Lenders of valuable assets usually ask for collateral, which provides a kind of insurance for the lender. For securities lending, the collateral may be cash or more commonly other securities. In order to avoid operational risk, the securities lent and those provided as collateral are transferred at the same time. Exchanging one security for another at the same time can be technically challenging, so securities lending is often done in two steps. First, the security in demand is lent to the borrower, who transfers cash collateral to the lender. Second, the cash collateral is lent back to the borrower, who exchanges it for securities collateral. The end result is cash-neutral: the borrower is left with only the securities they need and the lender with only the securities collateral.

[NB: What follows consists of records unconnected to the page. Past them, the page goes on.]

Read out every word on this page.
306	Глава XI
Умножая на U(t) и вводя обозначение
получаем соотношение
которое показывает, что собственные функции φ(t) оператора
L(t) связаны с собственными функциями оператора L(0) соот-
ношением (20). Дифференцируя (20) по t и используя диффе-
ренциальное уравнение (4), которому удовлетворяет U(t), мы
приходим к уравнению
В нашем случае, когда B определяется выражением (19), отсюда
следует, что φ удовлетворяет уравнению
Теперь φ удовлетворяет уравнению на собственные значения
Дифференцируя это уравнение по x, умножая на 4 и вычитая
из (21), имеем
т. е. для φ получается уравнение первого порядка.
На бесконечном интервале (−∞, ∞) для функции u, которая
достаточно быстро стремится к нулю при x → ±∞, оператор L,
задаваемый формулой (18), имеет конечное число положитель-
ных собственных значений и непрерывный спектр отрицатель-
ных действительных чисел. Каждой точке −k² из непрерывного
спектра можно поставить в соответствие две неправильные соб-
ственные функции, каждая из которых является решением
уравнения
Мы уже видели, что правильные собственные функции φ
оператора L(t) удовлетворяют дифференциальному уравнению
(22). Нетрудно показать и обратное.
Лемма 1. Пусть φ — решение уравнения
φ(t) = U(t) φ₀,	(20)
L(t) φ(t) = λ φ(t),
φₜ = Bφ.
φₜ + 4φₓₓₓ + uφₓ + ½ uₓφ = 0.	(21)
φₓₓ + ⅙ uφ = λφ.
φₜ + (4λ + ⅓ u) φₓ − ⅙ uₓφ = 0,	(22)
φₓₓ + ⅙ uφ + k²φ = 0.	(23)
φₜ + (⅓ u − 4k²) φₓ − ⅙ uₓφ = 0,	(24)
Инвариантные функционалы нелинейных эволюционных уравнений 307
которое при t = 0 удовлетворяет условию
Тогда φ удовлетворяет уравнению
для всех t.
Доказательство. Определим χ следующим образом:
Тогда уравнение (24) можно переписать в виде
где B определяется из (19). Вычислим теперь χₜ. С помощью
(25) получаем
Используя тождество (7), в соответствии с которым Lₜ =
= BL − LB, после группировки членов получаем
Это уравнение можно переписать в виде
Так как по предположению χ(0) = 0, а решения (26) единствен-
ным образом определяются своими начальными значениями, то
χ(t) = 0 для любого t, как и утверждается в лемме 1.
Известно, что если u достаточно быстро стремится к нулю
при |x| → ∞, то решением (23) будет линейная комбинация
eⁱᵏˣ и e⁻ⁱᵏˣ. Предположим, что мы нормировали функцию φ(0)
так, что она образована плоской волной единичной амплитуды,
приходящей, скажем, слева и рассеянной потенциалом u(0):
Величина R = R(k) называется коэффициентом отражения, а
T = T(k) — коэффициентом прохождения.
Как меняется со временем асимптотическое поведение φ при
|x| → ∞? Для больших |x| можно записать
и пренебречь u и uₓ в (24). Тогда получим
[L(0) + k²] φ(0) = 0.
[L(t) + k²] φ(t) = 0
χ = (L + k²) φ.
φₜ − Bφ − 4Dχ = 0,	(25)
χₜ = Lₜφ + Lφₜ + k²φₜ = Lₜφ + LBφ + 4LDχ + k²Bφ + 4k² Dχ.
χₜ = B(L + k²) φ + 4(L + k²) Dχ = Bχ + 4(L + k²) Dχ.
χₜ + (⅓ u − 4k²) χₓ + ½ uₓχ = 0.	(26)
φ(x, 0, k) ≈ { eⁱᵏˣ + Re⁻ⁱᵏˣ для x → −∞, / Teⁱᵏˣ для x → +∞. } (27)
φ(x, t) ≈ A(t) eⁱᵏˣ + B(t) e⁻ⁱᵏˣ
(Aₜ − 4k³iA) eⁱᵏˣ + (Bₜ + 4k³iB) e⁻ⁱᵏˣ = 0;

What does a securities lending transaction look like?

The diagram below shows what happens in a typical securities lending transaction. Bond A is lent to the borrower, who provides cash collateral. Then that cash collateral received is lent back or “reinvested” with the borrower in exchange for securities collateral. When Bond A is returned to the lender, all the other parts of the transaction are reversed too and the borrower also pays the agreed fee in cash to the lender.

What are the costs for borrowers?

Borrowers pay a fee, which can vary a lot depending on which security is being borrowed, who is lending to whom, how long for and so on. In addition, borrowers sometimes have to pay to obtain the collateral needed for the securities lending transaction, which may mean upgrading “normal” securities to high-quality securities or raising extra cash. Finally, borrowers sometimes face legal and administrative costs when they wish to start borrowing from a new lender.

What are the costs for borrowers?

Borrowers pay a fee, which can vary a lot depending on which security is being borrowed, who is lending to whom, how long for and so on. In addition, borrowers sometimes have to pay to obtain the collateral needed for the securities lending transaction, which may mean upgrading “normal” securities to high-quality securities or raising extra cash. Finally, borrowers sometimes face legal and administrative costs when they wish to start borrowing from a new lender.

What about the risks?

As with all investment strategies, lending securities involves risk that needs to be considered. The main risks are that the borrower becomes insolvent and/or that the value of the collateral provided falls below the cost of replacing the securities that have been lent. If both of these were to occur, the lender would suffer a financial loss equal to the difference between the two.

Other potential risks include the following:

  • The lender suffers a loss on the re-investment of the cash collateral.
  • The securities being lent are delivered to the borrower before the collateral is received.
  • The lender’s legal agreement does not provide full protection in the event that the borrower defaults.

Fund managers must also consider other non-financial risks, such as ethical or reputational risks which can sometimes arise due to unforeseen events, or when investments do not perform as anticipated.